Physics has a lot of tradition and parallel layers of history still alive and often the absolutely necessary is used/displayed only (no sledgehammer for flies does apply).

You might need to opt for some advanced topics to get what you seek here. When advanced math becomes necessary it's customary to explain the less advanced parts again in the new context.

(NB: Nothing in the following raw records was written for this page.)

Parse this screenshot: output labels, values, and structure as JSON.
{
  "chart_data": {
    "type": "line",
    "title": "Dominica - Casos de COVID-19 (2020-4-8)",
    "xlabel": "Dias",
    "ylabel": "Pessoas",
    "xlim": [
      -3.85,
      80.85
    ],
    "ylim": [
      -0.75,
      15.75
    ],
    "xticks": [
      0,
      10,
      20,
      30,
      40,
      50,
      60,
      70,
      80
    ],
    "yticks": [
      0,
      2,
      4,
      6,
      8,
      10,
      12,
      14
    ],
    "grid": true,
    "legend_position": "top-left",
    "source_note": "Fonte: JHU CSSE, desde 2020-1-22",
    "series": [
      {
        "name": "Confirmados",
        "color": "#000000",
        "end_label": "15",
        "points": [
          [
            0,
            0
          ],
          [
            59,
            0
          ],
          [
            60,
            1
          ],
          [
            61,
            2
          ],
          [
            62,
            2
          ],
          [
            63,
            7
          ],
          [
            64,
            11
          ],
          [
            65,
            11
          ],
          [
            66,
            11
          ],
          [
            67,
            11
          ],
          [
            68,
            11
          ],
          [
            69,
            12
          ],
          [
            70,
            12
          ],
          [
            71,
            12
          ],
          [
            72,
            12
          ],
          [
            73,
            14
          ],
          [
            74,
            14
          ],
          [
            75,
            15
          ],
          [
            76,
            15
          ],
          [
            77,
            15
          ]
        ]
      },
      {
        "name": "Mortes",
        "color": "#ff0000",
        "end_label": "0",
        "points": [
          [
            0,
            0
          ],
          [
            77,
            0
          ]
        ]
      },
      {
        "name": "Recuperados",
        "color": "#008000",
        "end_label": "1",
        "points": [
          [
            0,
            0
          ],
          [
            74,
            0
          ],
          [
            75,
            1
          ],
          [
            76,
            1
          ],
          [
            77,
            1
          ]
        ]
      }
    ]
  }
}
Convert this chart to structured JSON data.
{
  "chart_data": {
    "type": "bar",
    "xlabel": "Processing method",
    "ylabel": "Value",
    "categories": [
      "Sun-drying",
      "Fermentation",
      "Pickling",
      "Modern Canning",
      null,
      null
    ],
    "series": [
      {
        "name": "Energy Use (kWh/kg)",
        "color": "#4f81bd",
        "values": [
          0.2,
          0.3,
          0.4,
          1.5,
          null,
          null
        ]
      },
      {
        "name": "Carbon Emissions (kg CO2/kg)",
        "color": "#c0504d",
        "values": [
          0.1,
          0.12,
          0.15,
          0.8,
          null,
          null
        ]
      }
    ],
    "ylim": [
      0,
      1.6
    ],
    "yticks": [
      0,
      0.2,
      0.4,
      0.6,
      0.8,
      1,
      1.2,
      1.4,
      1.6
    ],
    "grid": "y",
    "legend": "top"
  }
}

... though likely you'll still get math-by-phisics at higher level too, so better be preparedo0)
 
  • #33
George Jones said:
At your university, why are physicists in the math department?
In some countries theoretical physics is part of applied mathematics and in the math departments.
 
  • #34
George Jones said:
At your university, why are physicists in the math department?
brain fart, meant professors in the physics department.
 
  • #35
@TurtleKrampus There's a branch of physics called mathematical physics whose purpose is to formulate theories of physics by fully respecting the rigors of various branches of mathematics. It's not at all compulsory, or should I say it's not very common that universities have staff doing research and teaching in mathematical physics. Therefore, for lectures delivered to students, most of the staff use the "standard semi-rigor" of physics textbooks.

For example, none of the exposé here https://en.wikipedia.org/wiki/Ehrenfest_theorem uses the methods of mathematical physics. The theorem of Ehrenfest was proven within the realm of mathematical physics only in 2009 by Friesecke and Schmidt. arXiv:1003.3372v1.

Returning to your dismay, there are, if you want to learn theories of physics properly using mathematics, you can very well do so by opting to books instead of lecturers. For example, classical mechanics is neatly covered either by Abraham & Marsden or by V. Arnol'd, I don't think there's anything sketchy or less rigorous in their books.